Late last year, a Syrian refugee made his way to Hong Kong after walking 7,000 kilometres to escape the country’s civil war. He filed for asylum, and Hong Kong’s Immigration Department has confirmed that his case is pending.
However, if successful, he, like so many other asylum seekers, will be fighting a different kind of battle once recognised as a refugee in Hong Kong.
When Hong Kong’s highest court upheld a law that prevented refugees from working or even volunteering in 2014, those that came here in hope of salvation found themselves adrift.
Kaze Aurelyen, 42, migrated to Hong Kong from Cameroon in 2006, having already lost one fight for equality. He was an ambitious university student whose action of standing up for his inalienable rights resulted in him fleeing for his life.
Kaze Aurelyen and his children in Hong Kong. Photo: Coconuts Hong Kong
When Aurelyen protested a newly implemented government policy that required Cameroonian students to pay unforeseen university fees back in 2005, he, along with many others, organised what were meant to be peaceful protests in the capital of Buea. The demonstrations ultimately turned violent, resulting in several deaths.
“My father, brother and sister were killed by the Cameroonian government for protesting. Many people kept quiet,” Aurelyen said. “I was captured, but I was let go near the Nigerian border by one of the soldiers who told me I had to pretend I was killed, with the promise that I would not return.”
When Aurelyen arrived in Nigeria, he earned enough money to travel to Burkina Faso. “I was too afraid to live in and stay in Nigeria,” he said. “It was much cheaper to leave from Burkina Faso.”
Aurelyen later met a businessman who helped him migrate to Hong Kong. “He took pity on me and had done business in Hong Kong,” Aurelyen said. “He said it was a safe place to be.”

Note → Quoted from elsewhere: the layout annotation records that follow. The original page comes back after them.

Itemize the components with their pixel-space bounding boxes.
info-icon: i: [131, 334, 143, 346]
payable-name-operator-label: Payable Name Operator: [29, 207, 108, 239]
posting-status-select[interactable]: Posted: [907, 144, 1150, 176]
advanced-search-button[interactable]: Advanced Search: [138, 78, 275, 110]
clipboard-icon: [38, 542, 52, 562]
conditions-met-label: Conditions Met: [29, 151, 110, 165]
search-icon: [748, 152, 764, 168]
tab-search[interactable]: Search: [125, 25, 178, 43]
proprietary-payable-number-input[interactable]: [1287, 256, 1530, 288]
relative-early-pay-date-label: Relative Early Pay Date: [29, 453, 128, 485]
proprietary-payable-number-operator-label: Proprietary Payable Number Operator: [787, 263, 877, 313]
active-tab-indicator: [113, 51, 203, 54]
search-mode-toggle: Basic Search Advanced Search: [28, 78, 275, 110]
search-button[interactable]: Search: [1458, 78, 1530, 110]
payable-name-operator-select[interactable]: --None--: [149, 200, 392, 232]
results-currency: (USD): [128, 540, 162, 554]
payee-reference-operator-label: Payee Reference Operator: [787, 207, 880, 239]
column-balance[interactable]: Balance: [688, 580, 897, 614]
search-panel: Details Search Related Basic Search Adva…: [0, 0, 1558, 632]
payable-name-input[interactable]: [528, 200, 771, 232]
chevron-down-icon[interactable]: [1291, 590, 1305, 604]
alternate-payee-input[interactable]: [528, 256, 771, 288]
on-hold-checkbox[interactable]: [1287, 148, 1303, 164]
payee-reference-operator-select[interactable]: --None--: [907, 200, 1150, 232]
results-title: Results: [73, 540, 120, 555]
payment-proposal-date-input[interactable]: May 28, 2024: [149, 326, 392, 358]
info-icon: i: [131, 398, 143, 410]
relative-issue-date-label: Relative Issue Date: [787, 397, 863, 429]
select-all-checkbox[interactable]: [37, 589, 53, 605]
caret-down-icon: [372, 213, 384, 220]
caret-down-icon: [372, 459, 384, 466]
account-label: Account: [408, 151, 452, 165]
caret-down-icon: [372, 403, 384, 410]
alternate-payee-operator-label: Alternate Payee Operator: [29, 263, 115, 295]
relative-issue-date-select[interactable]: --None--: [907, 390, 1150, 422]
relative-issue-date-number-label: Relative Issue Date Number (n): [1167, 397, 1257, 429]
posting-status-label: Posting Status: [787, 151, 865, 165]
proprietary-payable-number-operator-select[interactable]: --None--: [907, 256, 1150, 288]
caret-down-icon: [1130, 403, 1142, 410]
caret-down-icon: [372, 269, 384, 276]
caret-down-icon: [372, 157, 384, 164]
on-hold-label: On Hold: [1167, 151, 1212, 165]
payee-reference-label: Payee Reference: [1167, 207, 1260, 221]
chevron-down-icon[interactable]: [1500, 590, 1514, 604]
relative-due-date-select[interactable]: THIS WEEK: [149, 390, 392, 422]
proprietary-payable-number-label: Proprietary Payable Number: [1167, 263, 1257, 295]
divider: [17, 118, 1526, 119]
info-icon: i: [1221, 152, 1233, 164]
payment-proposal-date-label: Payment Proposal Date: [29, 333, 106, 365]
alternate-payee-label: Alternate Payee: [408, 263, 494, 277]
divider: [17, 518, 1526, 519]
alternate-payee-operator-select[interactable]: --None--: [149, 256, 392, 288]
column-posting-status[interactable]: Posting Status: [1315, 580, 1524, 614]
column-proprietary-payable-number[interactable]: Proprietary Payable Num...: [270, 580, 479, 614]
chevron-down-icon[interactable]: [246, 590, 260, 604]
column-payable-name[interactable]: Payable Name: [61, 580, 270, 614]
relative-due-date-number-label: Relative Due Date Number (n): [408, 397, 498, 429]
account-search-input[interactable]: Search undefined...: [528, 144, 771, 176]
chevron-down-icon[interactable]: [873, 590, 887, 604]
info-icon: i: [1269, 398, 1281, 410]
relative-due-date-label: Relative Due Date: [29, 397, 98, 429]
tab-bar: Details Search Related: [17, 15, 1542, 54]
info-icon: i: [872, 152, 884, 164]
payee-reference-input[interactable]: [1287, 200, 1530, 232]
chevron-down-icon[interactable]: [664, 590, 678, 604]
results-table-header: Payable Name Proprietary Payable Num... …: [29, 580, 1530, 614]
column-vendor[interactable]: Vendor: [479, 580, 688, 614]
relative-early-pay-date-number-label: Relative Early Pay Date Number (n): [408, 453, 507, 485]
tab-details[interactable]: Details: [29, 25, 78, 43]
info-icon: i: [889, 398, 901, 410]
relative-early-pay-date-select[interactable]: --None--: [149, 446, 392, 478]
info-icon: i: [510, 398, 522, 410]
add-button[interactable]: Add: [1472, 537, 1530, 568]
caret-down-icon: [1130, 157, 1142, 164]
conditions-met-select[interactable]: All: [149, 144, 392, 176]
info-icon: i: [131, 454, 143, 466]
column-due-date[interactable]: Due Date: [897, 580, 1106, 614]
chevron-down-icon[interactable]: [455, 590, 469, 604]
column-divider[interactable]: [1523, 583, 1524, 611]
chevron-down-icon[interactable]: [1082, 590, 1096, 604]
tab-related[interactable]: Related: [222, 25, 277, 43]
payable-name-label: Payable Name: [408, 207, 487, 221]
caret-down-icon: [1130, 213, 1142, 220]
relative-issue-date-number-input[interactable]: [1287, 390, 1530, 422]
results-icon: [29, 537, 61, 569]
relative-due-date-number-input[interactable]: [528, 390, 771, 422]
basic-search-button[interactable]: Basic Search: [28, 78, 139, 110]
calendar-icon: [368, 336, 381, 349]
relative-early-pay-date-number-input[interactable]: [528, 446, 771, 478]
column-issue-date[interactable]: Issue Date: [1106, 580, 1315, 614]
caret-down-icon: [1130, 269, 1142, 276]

When Aurelyen arrived in Hong Kong, he, indeed, thought he had finally found a home. However, in his 11-year stay, he has never been legally employed.
Aurelyen, along with Hong Kong’s other estimated 11,000 refugees, has to rely on minimal government assistance for basic subsistence. Hong Kong’s refugees currently receive a housing allowance of HKD1,500, along with HKD1,200 for food and HKD230 for transportation per month.
“Asylum seekers and illegal immigrants are treated the same under the law,” complained Aurelyen.
Refugee protest signs in September 2015 at the Europeon Office building. Photo: Vision First
Peter Maina – who migrated to Hong Kong from Kenya two years ago and is a spokesman for the Refugee Union in Hong Kong – agreed that little distinction is made between refugees and illegal immigrants in Hong Kong, adding that the “no work” law perpetuates this thinking.
“The government spends HKD640 million per year on asylum seekers. The government wouldn’t have to spend so much money if they would let us work. We are referred to as illegals, not refugees,” he said.
Gabriel Temide, 27, who fled his home in the Ivory Coast 11 years ago because of conflict between Muslims and Christians that led to civil war, says obtaining casual illegal work in Hong Kong is not worth the risk.
“I cannot go back to my home country, it’s too dangerous,” he said. “[In terms of protection] life is better in Hong Kong, but of course I want to work. If I am caught working, I go to jail for 15 months.”
Mark Daly, a human rights lawyer who works with asylum seekers in Hong Kong, explained the reasoning behind the rules. “The floods of people arriving is what the government fears,” he said.
Hong Kong’s Secretary for Security issued a statement saying:
“Secretary for Security has stressed that it is a proven fact that the prospect of gainful employment attracts a severe influx of illegal immigrants.”
The department did not reply to Coconuts HK’s request for further comment.
Asylum seekers protest at the Europeon Union in September 2015. Photo: Vision First
When asked what other choices are left for refugees, Daly said, “Another option could be [for the government] to resettle them or for them [refugees] to marry a local.”
Aurelyen now has a wife in Hong Kong, but as fate will have it, she is also an asylum seeker from Indonesia. Their three children therefore also carry the same status, so will be prevented from working, volunteering, and receiving full medical benefits into adulthood.
A new generation of the hopeless.
Aurelyen, Temide and Maina, however, have all faced much bigger challenges in their native countries, and despite the persistent dissuasion of the Hong Kong government, none plan on quitting their pursuit for equality in the territory.
“I will continue to march and protest, I don’t know what the future will hold,” said Aurelyen.
“We can continue to engage the media, students and outreach groups. Young people in Hong Kong have an open mind,” said Maina. “We must continue to reach them.”